Components interact with the policy framework mainly in order to:

  1. retrieve the assertions pertaining to the underlying message (at least the ones known to the component) so the component can operate on the message accordingly

  2. confirm that the assertions pertaining to the underlying message are indeed supported.

Like most other CXF features, the policy framework is itself largely interceptor based. Thus, most interaction with the framework is indirect through the Message object: Policy interceptors make AssertionInfo objects (stateful representations of assertions) available to subsequently executing, policy-aware interceptors by inserting them into the Message object. Extracting the AssertionInfo objects from the Message allows interceptors to perform steps 1. and 2. above:

import org.apache.neethi.Assertion;

public class AssertionInfo {
   ...
   public boolean isAsserted() {...}
   public void setAsserted(boolean asserted) {...}
   public Assertion getAssertion() {...}
}

The WS-Addressing and WS-RM interceptors are examples for this style of intercation.

Somtimes, Conduits and destinations also want to assert their capabilities. But they cannot normally wait for Assertion information being made available to them via the Message object: Conduits may exhibit message specific behaviour (for example, apply message specific receive timeouts), but decisions made during the initialization phase may limit their capability to do so. And Destinations cannot normally exhibit message or operation specific behaviour at all. But both may still be able to support assertions in the effective endpoint's policy.
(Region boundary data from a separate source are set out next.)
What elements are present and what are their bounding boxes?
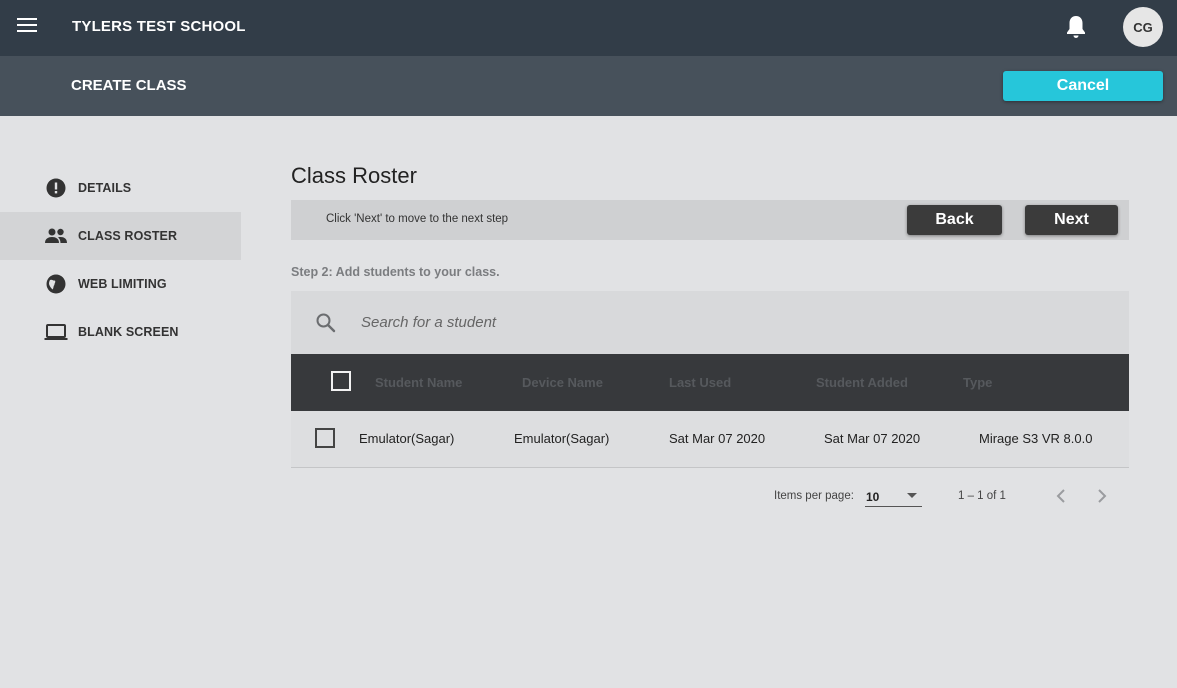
cancel-button[interactable]: Cancel bbox=[1003, 71, 1163, 101]
sidebar-item-details[interactable]: DETAILS bbox=[0, 164, 241, 212]
page-title: Class Roster bbox=[291, 163, 417, 188]
back-button[interactable]: Back bbox=[907, 205, 1002, 235]
column-header[interactable]: Type bbox=[963, 375, 992, 390]
row-checkbox[interactable] bbox=[315, 428, 335, 448]
column-header[interactable]: Student Added bbox=[816, 375, 908, 390]
next-button[interactable]: Next bbox=[1025, 205, 1118, 235]
page-header-bar: CREATE CLASS Cancel bbox=[0, 56, 1177, 116]
people-icon bbox=[44, 224, 68, 248]
search-icon bbox=[315, 312, 337, 334]
sidebar-item-label: WEB LIMITING bbox=[78, 277, 167, 291]
chevron-left-icon bbox=[1056, 489, 1065, 503]
sidebar-item-label: CLASS ROSTER bbox=[78, 229, 178, 243]
cell-last-used: Sat Mar 07 2020 bbox=[669, 431, 766, 446]
sidebar-item-label: DETAILS bbox=[78, 181, 132, 195]
school-name: TYLERS TEST SCHOOL bbox=[72, 18, 246, 35]
alert-circle-icon bbox=[44, 176, 68, 200]
user-avatar[interactable]: CG bbox=[1123, 7, 1163, 47]
column-header[interactable]: Last Used bbox=[669, 375, 731, 390]
step-toolbar: Click 'Next' to move to the next step Ba… bbox=[291, 200, 1129, 240]
hamburger-menu-icon[interactable] bbox=[17, 18, 37, 36]
items-per-page-select[interactable]: 10 bbox=[865, 484, 922, 507]
cell-student-name: Emulator(Sagar) bbox=[359, 431, 455, 446]
cell-student-added: Sat Mar 07 2020 bbox=[824, 431, 921, 446]
step-instruction: Step 2: Add students to your class. bbox=[291, 265, 500, 279]
cell-type: Mirage S3 VR 8.0.0 bbox=[979, 431, 1093, 446]
laptop-icon bbox=[44, 320, 68, 344]
student-search-bar bbox=[291, 291, 1129, 354]
pagination-range: 1 – 1 of 1 bbox=[958, 490, 1006, 502]
items-per-page-label: Items per page: bbox=[774, 490, 854, 502]
column-header[interactable]: Device Name bbox=[522, 375, 603, 390]
bell-icon[interactable] bbox=[1064, 14, 1088, 40]
sidebar-item-web-limiting[interactable]: WEB LIMITING bbox=[0, 260, 241, 308]
top-app-bar: TYLERS TEST SCHOOL CG bbox=[0, 0, 1177, 56]
chevron-right-icon bbox=[1098, 489, 1107, 503]
table-row[interactable]: Emulator(Sagar) Emulator(Sagar) Sat Mar … bbox=[291, 411, 1129, 468]
previous-page-button[interactable] bbox=[1052, 486, 1072, 506]
sidebar-item-class-roster[interactable]: CLASS ROSTER bbox=[0, 212, 241, 260]
sidebar-item-blank-screen[interactable]: BLANK SCREEN bbox=[0, 308, 241, 356]
chevron-down-icon bbox=[907, 493, 917, 498]
page-header-title: CREATE CLASS bbox=[71, 77, 187, 94]
sidebar-item-label: BLANK SCREEN bbox=[78, 325, 179, 339]
table-header: Student Name Device Name Last Used Stude… bbox=[291, 354, 1129, 411]
cell-device-name: Emulator(Sagar) bbox=[514, 431, 610, 446]
select-all-checkbox[interactable] bbox=[331, 371, 351, 391]
globe-icon bbox=[44, 272, 68, 296]
next-page-button[interactable] bbox=[1092, 486, 1112, 506]
column-header[interactable]: Student Name bbox=[375, 375, 462, 390]
items-per-page-value: 10 bbox=[866, 490, 880, 504]
search-input[interactable] bbox=[361, 311, 1061, 333]
step-hint-text: Click 'Next' to move to the next step bbox=[326, 213, 509, 225]
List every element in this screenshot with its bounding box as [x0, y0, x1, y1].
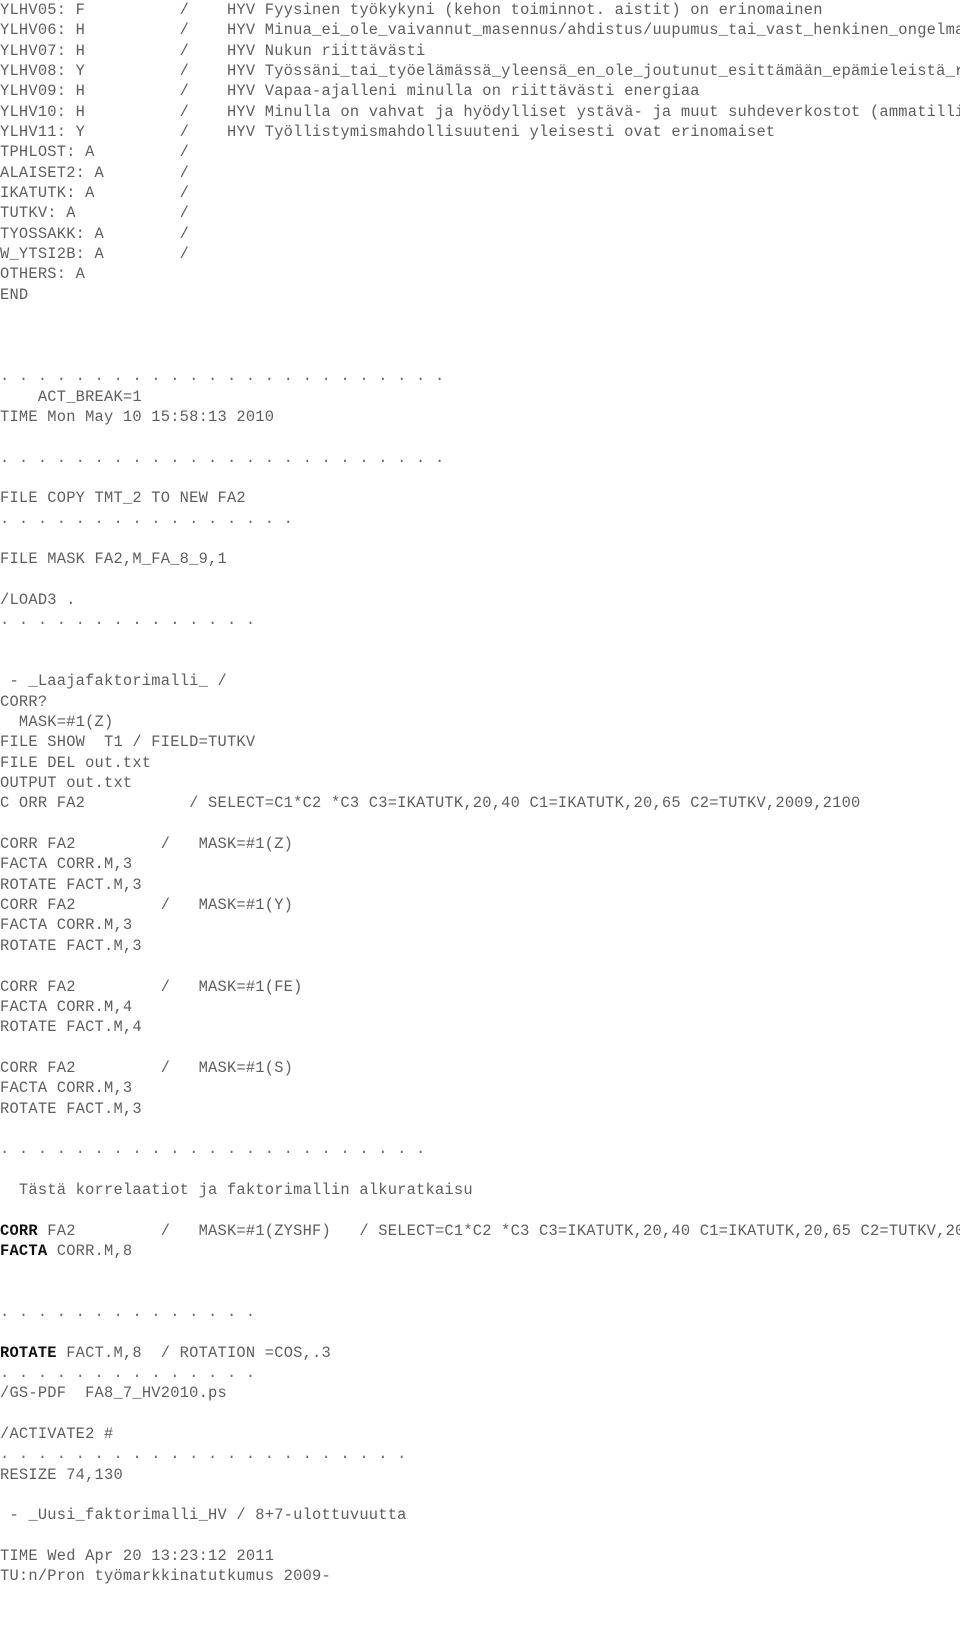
- text-line: [0, 956, 960, 976]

Their interaction with the policy framework therefore typically involves the PolicyEngine through which they obtain the effective policy for the underlying endpoint (for step 1.):

public interface PolicyEngine {
   ...
   EndpointPolicy getClientEndpointPolicy(EndpointInfo ei, 
      Conduit conduit);    
   EndpointPolicy getServerEndpointPolicy(EndpointInfo ei, 
      Destination destination); 
}

public interface EndpointPolicy {
   ...
   Policy getPolicy(); 
   Collection<Assertion> getChosenAlternative();
}

To perform step 2. they implement the Assertor interface (namely its assertMessage method):

public class Assertor {
   ...
   public boolean canAssert(QName name);
   public void assertMessage(Message message);
}

An example for policy aware conduits and destinations in CXF are the HTTP conduit and destination. They do support assertions of element type HTTPClientPolicy and HTTPServerPolicy respectively.